Par la suite et alors que la marque Mada Spicy et les noms de domaine correspondants étaient jusque là exploités dans le cadre de la société constituée avec Bruno V., Cédric D. a fait en sorte de bloquer le référencement des produits de la SAS Mada Spicy par l'opérateur de vente en ligne Amazon.fr, créant la société CD Distribution pour développer une activité directement concurrente de celle de la société Mada Spicy dont il est pourtant toujours le directeur général.
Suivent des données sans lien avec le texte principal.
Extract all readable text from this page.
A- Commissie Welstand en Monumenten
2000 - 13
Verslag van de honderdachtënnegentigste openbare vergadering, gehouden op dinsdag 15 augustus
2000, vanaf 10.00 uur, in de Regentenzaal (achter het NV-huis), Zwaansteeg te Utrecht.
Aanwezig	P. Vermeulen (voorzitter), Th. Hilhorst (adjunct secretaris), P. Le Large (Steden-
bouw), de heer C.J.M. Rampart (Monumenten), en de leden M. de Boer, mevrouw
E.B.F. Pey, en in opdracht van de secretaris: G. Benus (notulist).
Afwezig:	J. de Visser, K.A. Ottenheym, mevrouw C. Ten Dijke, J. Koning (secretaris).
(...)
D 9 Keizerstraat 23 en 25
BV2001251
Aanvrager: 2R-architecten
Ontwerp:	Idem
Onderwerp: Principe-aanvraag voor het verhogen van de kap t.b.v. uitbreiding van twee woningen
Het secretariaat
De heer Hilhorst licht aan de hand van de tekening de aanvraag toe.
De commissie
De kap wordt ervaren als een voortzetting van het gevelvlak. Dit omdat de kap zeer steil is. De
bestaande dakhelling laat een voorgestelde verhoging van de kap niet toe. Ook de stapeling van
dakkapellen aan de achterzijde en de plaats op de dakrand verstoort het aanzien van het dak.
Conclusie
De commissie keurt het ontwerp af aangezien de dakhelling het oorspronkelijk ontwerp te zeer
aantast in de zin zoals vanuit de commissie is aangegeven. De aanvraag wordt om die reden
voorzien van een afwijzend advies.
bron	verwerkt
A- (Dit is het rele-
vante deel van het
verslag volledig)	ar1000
Ce comportement caractéristique d'une concurrence déloyale, indépendamment du litige sur la revendication de la marque Mada Spicy dont la cour n'a pas à connaître, ne pouvait que porter atteinte durablement à l'affectio societatis ayant présidé à la création de la SAS Mada Spicy, sans perspective de rétablissement de la confiance entre les deux associés.
Afin d'établir une mésentente aux torts partagés, Cédric D. invoque les mensonges de Bruno V. concernant la revendication de la marque Mada Spicy et des noms de domaine correspondants. Toutefois, force est de constater que cette revendication est postérieure à la décision irrévocable de Cédric D. de dissoudre la société commune et de poursuivre seul l'exploitation de ladite marque sans tirer les conséquences de cette décision en démissionnant de son poste de directeur général et en provoquant le rachat de ses parts sociales, selon la procédure prévue par les statuts.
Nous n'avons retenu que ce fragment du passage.